Often, theologians divide revelation into general and special, and mean by “general” what can be known of God through nature. By “special” they essentially mean biblical revelation or at least the explicit gospel. So the question comes down to “can a person turn to trust God through general revelation”?
I think that’s exactly the wrong question. Biblically, no one turns to Jesus unless God draws them through either general or special revelation (by these definitions). This is the beginning of the Calvinist idea no one comes to God on their own. In Calvin’s understanding, God chooses some to be saved and draws them irresistibly to Jesus (or himself). No one turns to God on their own. Quakers agree that no one turns to God on their own, but believe that God draws all people to his son (or himself) at some time or times in their lives. This draw is resistible; humans must choose to trust God as he draws them. If they believe and trust Him, they are saved by grace.

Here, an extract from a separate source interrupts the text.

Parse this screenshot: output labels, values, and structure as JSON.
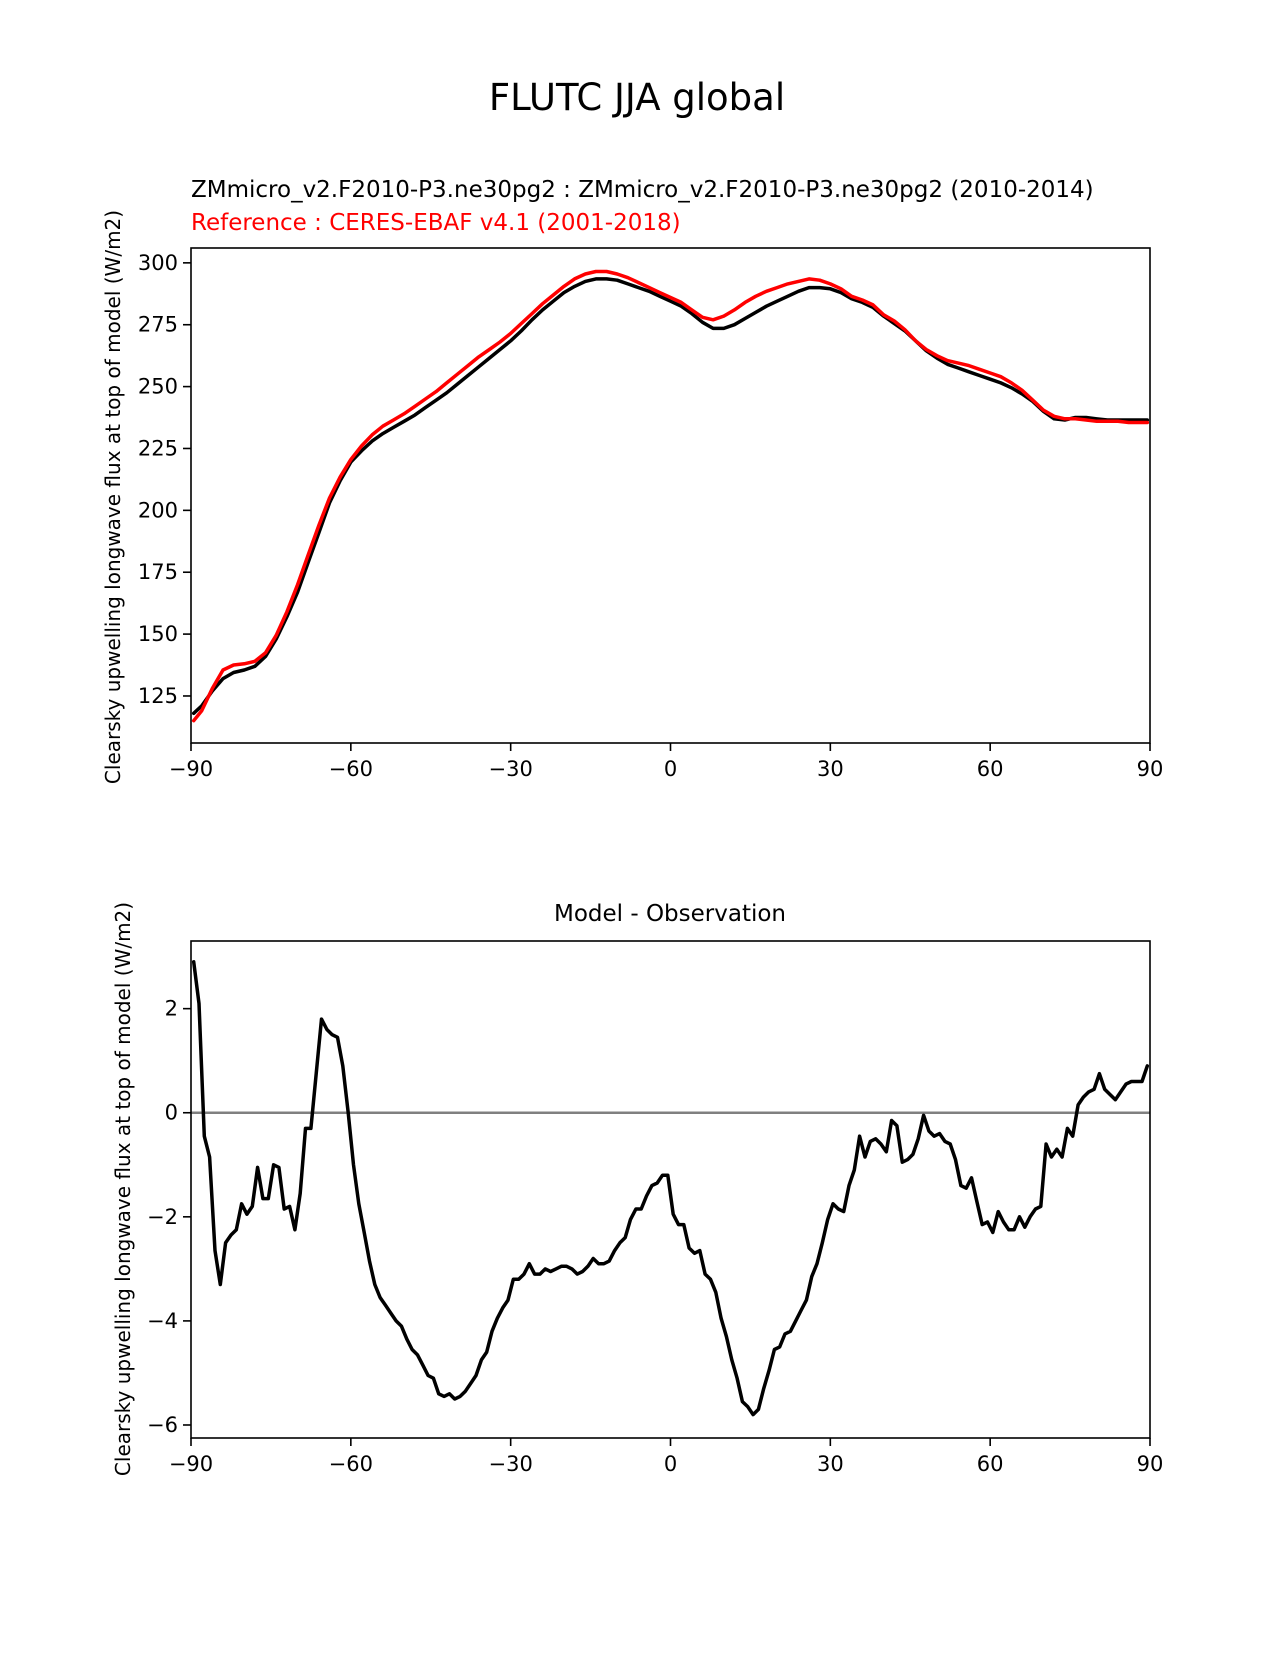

Abraham believed God, and it was credited to him as righteousness. That’s the biblical idea. So, instead of phrasing the question into whether or not general revelation can be sufficient in the absence of special revelation, we would say that general revelation is never enough for anything beyond making people “without excuse” (as Paul says in Romans 1) and that God reveals himself and one’s need for Him to each human being on one or more “days of visitation” in which he makes it clear that we are insufficient in ourselves and that he is calling us to trust Him for purpose and direction in our lives at some level of understanding appropriate for the context. Then, we submit to him or we do not. Salvation begins when we submit to Him and trust Him as He reveals Himself to us. The explicit gospel is powerful and intended by God to be used in drawing many to Himself, of course. It is his will that we know it and spread it. But like Abraham, we must respond with belief to a time when God makes himself known to us. That can take place in the absence of anything but a human in the world and God reaching out to that human. It often takes place in the spiritual realm when the gospel is presented through apparently human means.
Further, no one is saved on the strength of their own reasoning through the words of scripture or logical argument. Rather, God speaks to a person, perhaps while he or she is reading scripture (actually, very often while they are reading scripture – at least where it is available!) It is God speaking that is both necessary and sufficient to produce a context in which a human being can say “yes” in belief and it be credited to that human being as righteousness (or right relationship with God), and that human being be “saved”. It is God that must be present, gracious, and active, and nothing less.
See John 6:44 (No one can come to me unless the Father who sent me draws them) in addition to the many instances of Abraham believed God and it was credited to him as righteousness. To be justified is to be in right relationship with God. That is the issue. Are we in right relationship to God? God initiates the relationship. We hear him, change our thinking (repent) to trust and to agree with what he says, or we do not. God calls us to trust, enables us to trust, and empowers us to believe and change without overpowering our will. Once we have moved in trust, he calls us to move some more – again and again, toward maturity, for the rest of our natural lives. It is God’s plan that this takes place in and through serving Him and representing Him in Christian community. We are a part of a body – not the body by ourselves.